004 隠密行動
「サラスサラスサラス~!」
「な、なによ! 一応女の子が風呂にいるのよ!? ク、クロキさんのエッチ~!」
風呂場へ入るや否や、目に飛び込むサラスの後ろ姿。
俺を変態扱いする発言をしているが、普通に服を着ているし、膝を床に付き、湯船のお湯で顔を洗っているだけである。
「いやお前、服着てるだろ。……ってそんなことしてる場合じゃなくてさ、多分さっきの人がこの部屋にきてる」
「なるほど。天使であるあたしの風呂に入る姿が見たいのね。それは中々にハレンチね」
「うん。違う。だけど、見られたまずいだろ。この部屋って窓無いのか? あいにく、この湯気と部屋の広さのせいで確認がしづらいんだけど」
自信無さげにそう言うと、サラスはこちらへ首をくるりと回し、水滴のついたさっぱりした顔を向け問う。

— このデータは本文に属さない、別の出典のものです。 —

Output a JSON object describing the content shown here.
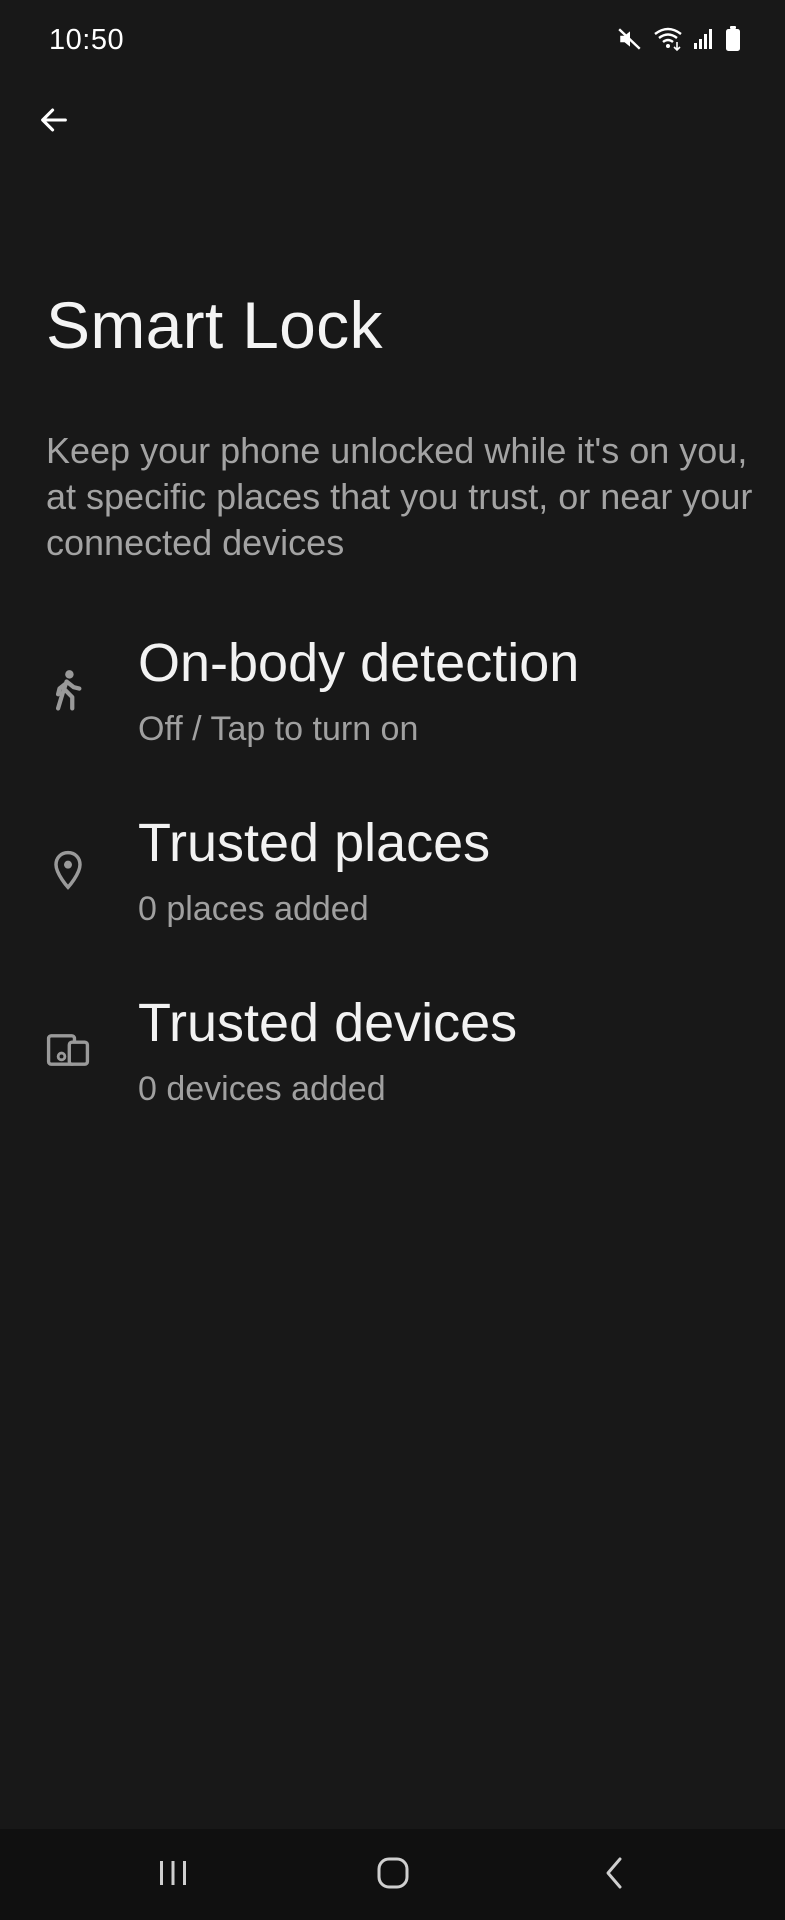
{
  "status_bar": {
    "time": "10:50",
    "icons": [
      "mute-icon",
      "wifi-icon",
      "signal-icon",
      "battery-icon"
    ]
  },
  "header": {
    "back_icon": "arrow-back-icon"
  },
  "page": {
    "title": "Smart Lock",
    "description": "Keep your phone unlocked while it's on you, at specific places that you trust, or near your connected devices"
  },
  "settings": [
    {
      "icon": "walking-person-icon",
      "title": "On-body detection",
      "subtitle": "Off / Tap to turn on"
    },
    {
      "icon": "location-pin-icon",
      "title": "Trusted places",
      "subtitle": "0 places added"
    },
    {
      "icon": "devices-icon",
      "title": "Trusted devices",
      "subtitle": "0 devices added"
    }
  ],
  "nav_bar": {
    "buttons": [
      "recent-apps-icon",
      "home-icon",
      "back-nav-icon"
    ]
  },
  "colors": {
    "background": "#181818",
    "title_text": "#f2f2f2",
    "secondary_text": "#a0a0a0",
    "icon_gray": "#9a9a9a",
    "nav_bar_background": "#101010"
  }
}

「一応あったようだけど、高い位置にあったわね。人が登れる高さでは無かったわ」
「まじか。よく見えたな」
「まぁねー。さっき普通に確認しただけどね」
なるほどな。
まぁ、この部屋から抜け出すことは出来ない──
「いやいやいや、ちょい待って。それ、かなりまずいぞ。多分だが、この部屋に近付いてきてる。あのお嬢様っぽい人が駄々こねて確認しにきてると俺はみた」
サラスは目を見開いて固まる。
顔から滴り落ちる水滴だけが、時が動いてることを感じさせる。
どうやら、この状況がどれだけのことか理解したようだ。
ここは貴族かなんかの家だ。
そして俺達が今いるのは異世界。
どういう倫理観か大体察しがつく。
見つかれば無差別に死刑になる可能性だってあるかもしれない。
兎に角、どんな世界か情報がほぼ無い今、迂闊に行動して見つかるのは危険なのだ。
──ガチャ。
その時、背後から扉の開く音がした。
風呂の扉越しからだ。
つまり脱衣場に、さっきの人達が入ってきたのだろう。
ガサゴソと何かを探るような音が聞こえる。
動悸が早くなり、緊張のせいか身体が熱くなる。
『クローゼットには……いないですね。やはり気のせいでは?』
『ち、違うから! ほら次は風呂よ!」
もう。
こうするしか……ないよな。
「サラス……息を吸ってくれ。この中に隠れよう」
と小声で言って、俺は湯船を指す。
ここは今、霧の様に湯気がたちこめている。
風呂に入った後、また濡れたがる奴はそうそういない……と信じたい。
これはもう、ほぼ賭けだった。
「この白い天使服が汚れてしまうのは心が痛いわね。まぁいいけど。……すぅーーーー。んんんーん」
ほっぺたをリスのように膨らませ、空気を溜めるサラス。
口を開かずに、サラスは準備が出来たと訴えた。
……よし。
足音が近づいてる。
俺も息を吸って、
「今だ」
激しい音をたてぬよう、慌てず、それでいて素早く湯船の中へと潜り込んだ。